- Episode no.: Season 34 Episode 2
- Directed by: Matthew Nastuk
- Written by: Jessica Conrad
- Production code: UABF19
- Original air date: October 2, 2022

Guest appearances
- Jane Kaczmarek as Judge Constance Harm; Joe Mantegna as Fat Tony;

Episode features
- Couch gag: The Simpson family is sitting on the couch with Homer drinking, when suddenly the rug becomes a vortex that eats them. The family together with other objects start spinning around in the tornado, with Homer's eyes becoming all dizzy, till the tornado slows down, and start running on it, then using smaller rugs as skateboards. The rug then start spinning them out of Homer's mouth. When they return to the couch, Homer sips on the drink, the rug flips and then Homer burps. Animated by Bill Plympton.

Episode chronology
| ← Previous "Habeas Tortoise" | Next → "Lisa the Boy Scout" |
- The Simpsons season 34

= One Angry Lisa =

"One Angry Lisa" is the second episode of the thirty-fourth season of the American animated television series The Simpsons, and the 730th episode overall. It aired in the United States on Fox on October 2, 2022. The episode was directed by Matthew Nastuk and written by Jessica Conrad.

In this episode, Marge bonds with her stationary bike instructor, making Homer jealous, while Lisa performs jury duty due to the incompetence of the legal system. Jane Kaczmarek guest-starred as Judge Constance Harm. The episode received positive reviews.

==Plot==
When Marge sees a commercial for an exercise bike on television, she convinces Homer to buy it for her. Although Homer tries to assemble it, Marge does it herself and selects Jesse as her video instructor. While exercising one day, she calls out Jesse's name instead of Homer's, causing Homer to become concerned she will leave him for Jesse, especially after she pays extra for a private ride with Jesse. Homer finds out where Jesse lives and goes to confront him. He finds Jesse with multiple simultaneous private rides, and they fight in front of the bikers. Marge uses Lisa's bike to go to Jesse's house, where she sees the multiple private rides and beats up Jesse. Homer and Marge make up and leave, singing a duet of "Just the Two of Us" while biking across town.

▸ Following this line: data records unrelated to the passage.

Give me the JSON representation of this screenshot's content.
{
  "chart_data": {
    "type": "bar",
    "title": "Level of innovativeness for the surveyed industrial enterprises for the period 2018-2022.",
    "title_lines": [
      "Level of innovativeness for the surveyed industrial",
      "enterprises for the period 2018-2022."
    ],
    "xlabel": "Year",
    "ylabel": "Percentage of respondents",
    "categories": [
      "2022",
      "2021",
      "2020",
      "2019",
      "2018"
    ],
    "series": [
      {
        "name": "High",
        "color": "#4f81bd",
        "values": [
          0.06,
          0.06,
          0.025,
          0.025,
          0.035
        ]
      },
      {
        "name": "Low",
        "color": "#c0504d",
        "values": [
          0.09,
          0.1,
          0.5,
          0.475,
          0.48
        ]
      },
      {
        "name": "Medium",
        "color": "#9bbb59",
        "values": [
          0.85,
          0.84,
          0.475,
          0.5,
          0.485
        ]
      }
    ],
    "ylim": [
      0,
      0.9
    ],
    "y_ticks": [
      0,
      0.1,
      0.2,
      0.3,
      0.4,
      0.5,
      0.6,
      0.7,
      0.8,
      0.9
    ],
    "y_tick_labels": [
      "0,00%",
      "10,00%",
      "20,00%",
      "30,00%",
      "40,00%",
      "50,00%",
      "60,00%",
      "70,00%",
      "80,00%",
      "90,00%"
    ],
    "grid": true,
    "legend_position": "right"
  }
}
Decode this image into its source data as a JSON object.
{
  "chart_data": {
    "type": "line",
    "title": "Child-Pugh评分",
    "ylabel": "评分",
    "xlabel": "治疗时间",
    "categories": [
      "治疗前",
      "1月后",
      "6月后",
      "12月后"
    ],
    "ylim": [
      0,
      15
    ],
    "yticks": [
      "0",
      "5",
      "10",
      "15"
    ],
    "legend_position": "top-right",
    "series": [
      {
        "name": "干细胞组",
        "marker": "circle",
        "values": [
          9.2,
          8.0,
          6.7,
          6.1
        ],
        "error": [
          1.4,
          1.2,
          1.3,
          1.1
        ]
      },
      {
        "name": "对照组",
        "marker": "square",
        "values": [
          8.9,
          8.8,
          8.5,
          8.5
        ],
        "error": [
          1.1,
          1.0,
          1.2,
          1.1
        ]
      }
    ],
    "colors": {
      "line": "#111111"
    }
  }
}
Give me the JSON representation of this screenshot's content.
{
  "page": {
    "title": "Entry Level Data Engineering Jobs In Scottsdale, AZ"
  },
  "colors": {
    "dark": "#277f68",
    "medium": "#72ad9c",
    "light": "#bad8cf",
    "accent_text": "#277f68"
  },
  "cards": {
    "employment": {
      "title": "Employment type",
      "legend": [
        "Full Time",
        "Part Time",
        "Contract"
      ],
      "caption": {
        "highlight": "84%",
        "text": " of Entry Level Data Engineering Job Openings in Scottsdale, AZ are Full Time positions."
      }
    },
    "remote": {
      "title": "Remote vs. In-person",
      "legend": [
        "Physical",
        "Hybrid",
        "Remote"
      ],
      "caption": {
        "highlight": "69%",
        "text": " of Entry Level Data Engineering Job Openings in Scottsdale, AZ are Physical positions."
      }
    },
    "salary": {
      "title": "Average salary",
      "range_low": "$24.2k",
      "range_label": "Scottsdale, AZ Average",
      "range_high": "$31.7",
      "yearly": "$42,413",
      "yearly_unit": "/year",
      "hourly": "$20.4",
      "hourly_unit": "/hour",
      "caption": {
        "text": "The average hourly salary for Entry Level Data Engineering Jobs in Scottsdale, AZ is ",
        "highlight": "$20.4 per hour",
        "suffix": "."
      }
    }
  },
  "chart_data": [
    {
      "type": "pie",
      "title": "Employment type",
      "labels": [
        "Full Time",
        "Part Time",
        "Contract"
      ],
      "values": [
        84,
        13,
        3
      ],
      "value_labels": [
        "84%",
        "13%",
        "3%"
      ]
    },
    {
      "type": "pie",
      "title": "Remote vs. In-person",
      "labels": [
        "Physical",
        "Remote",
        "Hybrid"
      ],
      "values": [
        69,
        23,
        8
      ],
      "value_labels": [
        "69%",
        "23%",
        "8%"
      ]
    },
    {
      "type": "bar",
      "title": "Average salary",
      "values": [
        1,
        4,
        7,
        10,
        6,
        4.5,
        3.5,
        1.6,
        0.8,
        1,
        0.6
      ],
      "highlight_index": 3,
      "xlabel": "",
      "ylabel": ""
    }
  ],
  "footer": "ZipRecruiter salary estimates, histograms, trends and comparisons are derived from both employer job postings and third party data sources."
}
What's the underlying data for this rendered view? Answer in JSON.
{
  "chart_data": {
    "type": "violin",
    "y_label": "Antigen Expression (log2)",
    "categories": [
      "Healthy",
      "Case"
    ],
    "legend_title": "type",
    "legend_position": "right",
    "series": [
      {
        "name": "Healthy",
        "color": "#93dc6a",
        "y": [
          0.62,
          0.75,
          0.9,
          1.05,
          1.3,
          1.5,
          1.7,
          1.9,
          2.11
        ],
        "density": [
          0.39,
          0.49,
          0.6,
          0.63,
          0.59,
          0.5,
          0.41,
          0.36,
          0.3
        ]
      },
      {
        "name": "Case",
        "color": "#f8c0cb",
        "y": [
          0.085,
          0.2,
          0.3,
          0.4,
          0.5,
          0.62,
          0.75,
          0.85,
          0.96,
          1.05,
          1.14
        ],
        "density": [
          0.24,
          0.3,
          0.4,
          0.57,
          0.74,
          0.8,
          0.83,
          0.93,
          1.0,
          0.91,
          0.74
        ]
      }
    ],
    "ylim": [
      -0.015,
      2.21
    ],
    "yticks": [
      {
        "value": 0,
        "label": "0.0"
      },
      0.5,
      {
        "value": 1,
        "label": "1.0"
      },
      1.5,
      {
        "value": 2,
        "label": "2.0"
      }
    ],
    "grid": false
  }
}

Meanwhile, Lisa receives a jury duty summons and decides to attend because she fears she will go to prison if she ignores it. In the jury room, she tries to be excused from the jury for being underage, but she is denied, causing her to complain about the incompetence of the witnesses and attorneys. Her outbursts cause the judge to declare a mistrial, which further angers Lisa.

==Production==
The couch gag was created by animator Bill Plympton. He has created several couch gags for the series since the twenty-third season.

==Cultural references==
- The title and subplot of the series is a reference to the movie "Twelve Angry Men".
- At the end of the first act, Homer makes a mistake and immediately apologizes to the audience, thereby breaking the "fourth wall."
- During the trial, the judge plays the Wordle puzzle.
- In a scene where Marge is riding the exercise bike, one of the virtual backgrounds shows Futurama characters Philip J. Fry and Leela in outer space.

==Controversy==
Due to criticism of China, this episode is not available on the Disney+ service in Hong Kong. The episode contains a line: "Behold the wonders of China. Bitcoin mines, forced labor camps where children make smartphones." This is not the first episode unavailable in Hong Kong. After the launch of Disney+ in 2021, "Goo Goo Gai Pan" was unavailable in this region. It was removed due to references to the 1989 Tiananmen Square massacre.

==Reception==
===Viewing figures===
The episode was watched by 1.46 million viewers, scoring a 0.5 demo rating and making it the most-watched show on Fox that night.

===Critical response===
Tony Sokol of Den of Geek rated the episode 3.5 out of 5 stars, stating One Angry Lisa' tips the scales to a calorie-burning laugh quotient, but coasts through the legal system. Marge is insidiously undermined by the comforts of easy stereotypes, which is a subversive counterpunch worthy of The Simpsons ambiguous commentary. Written by Jessica Conrad and directed by Matthew Nastuk, the episode appears to have a happy ending, but it's not as healthy as a bicycle built for two. At least it doesn't end with Homer getting on a bike for a little much-needed cardio."

Marcus Gibson of Bubbleblabber gave the episode a 7 out of 10 stating, "'One Angry Lisa' seemed more interested in Marge getting fit than Lisa getting sent to jury duty. This is due to Lisa's subplot not having a narrative worthy enough of showcasing an issue on how the system chooses people for jury duty. However, it benefits with its share of decent gags, including Homer's failed attempt to build the exercise bike and breaking his back from carrying the package to the house. While Marge being addicted to something isn't anything we haven't seen before in the show's 34-year run, the episode shows that getting fit on a stationary bike is more fun than attending a trial as a jury."